The role of a label has changed drastically over the years. For example, The Beatles, The Temptations, Elvis…all needed a label to expose them to an audience. These days, according to Jeff Thompson, all you need to market yourself to an audience is a mobile phone and a credit card. He also says that this is THE best time ever to start your own record label. A lumbering major record label that can smash its way through the industry has to reckon with huge overheads that currently, are no match for nimble, efficient and street smart indie labels who can reach a thirsty audience with today’s technology. The internet, social media sites, specialist software and smart marketing tactics are at their disposal.

I picked out 5 handy tips

  1. The number one responsibility of a record label is to make your songs accessible for purchase. This can be done using various Internet sites: and
  2. Find out what your band/music sounds like and target that audience. Jeff relayed a story which I found quite useful and a great guerrilla marketing tactic: flier a larger and similar band’s audience before and after a show, introducing your band as the after party. Situate your “after party” in an easy access location for the target audience…find a bar across the street. Then rally the audience into the bar across the street where your band is now playing a very similar sound (set this up with the bar manager prior to the day obviously!). Now just wait for heads to start moving and feet to start tapping and they will, because it’s a similar sound to something you know that the crowd already enjoys.

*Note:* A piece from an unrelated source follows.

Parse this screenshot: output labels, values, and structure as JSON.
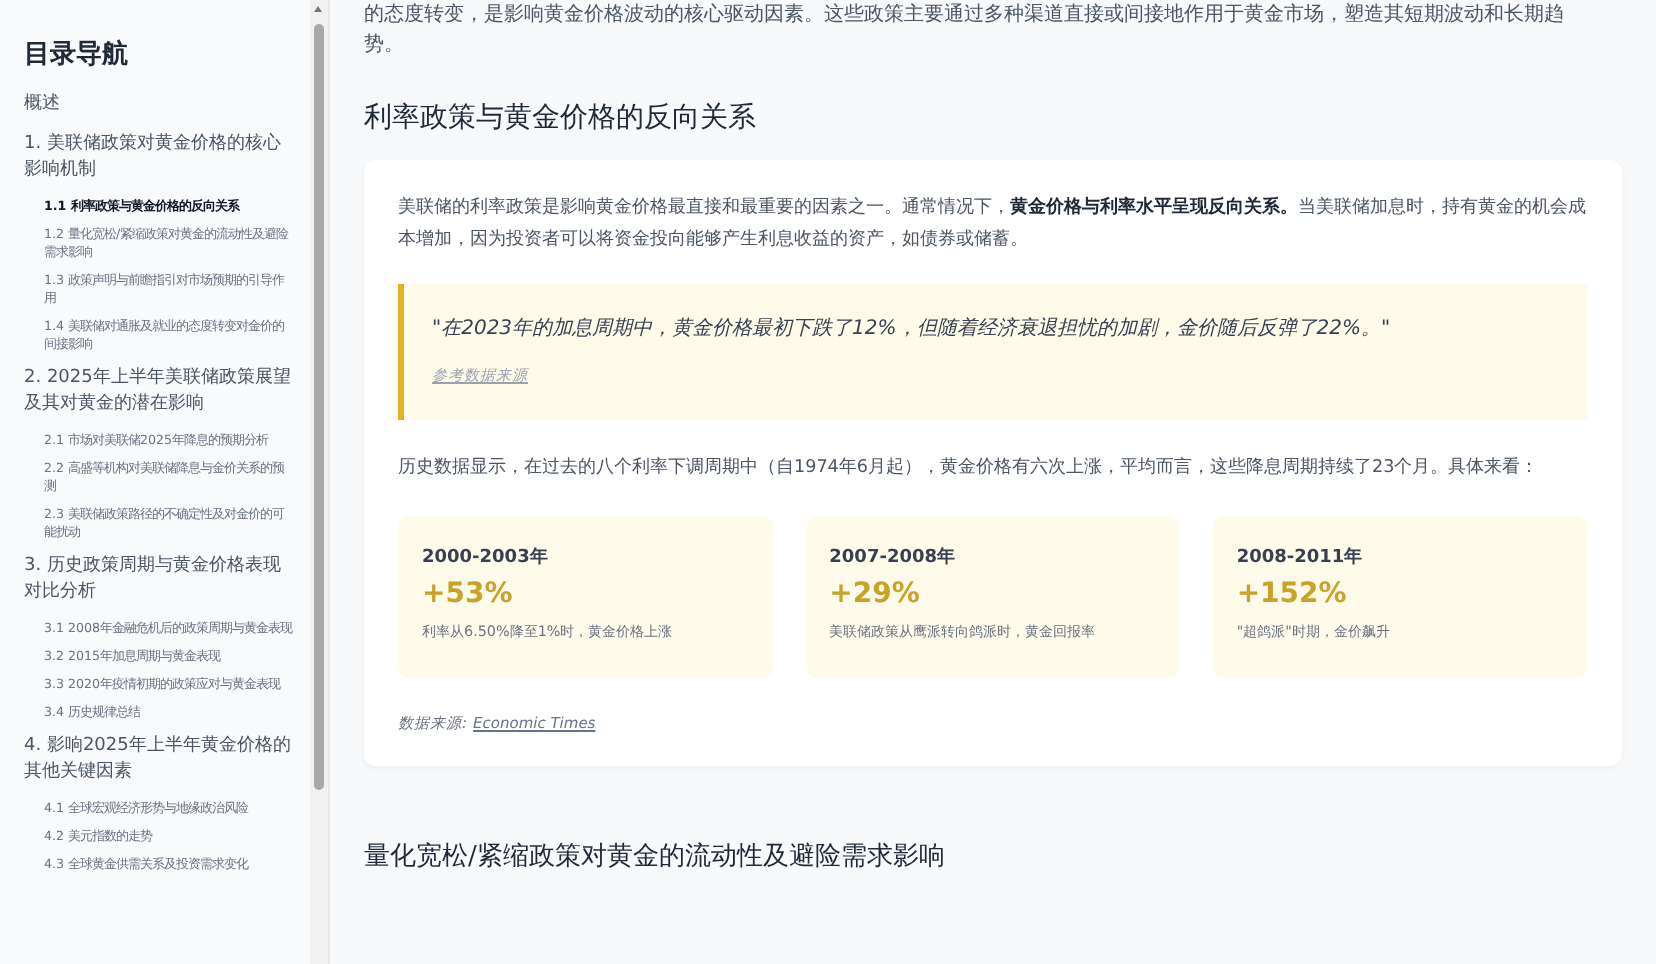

  3. Get out there and start networking! Nothing will happen if you don’t put yourself out there. Go to shows and gigs and listen to music. Meet people, make yourself available, and introduce yourself. Use social media sites to propel and create awareness around your label.
  4. Create some noise about yourself with the help of friends and family. Consider getting a fan or a plugger to help you do this.
  5. Paul Jones believes in the power of the physical. Create vinyl, but make it special with rare artwork or a limited edition. Make it difficult to purchase. For example, it can only be bought physically at a certain record shop or it can only be found through an online store… Supply and demand economics at work here!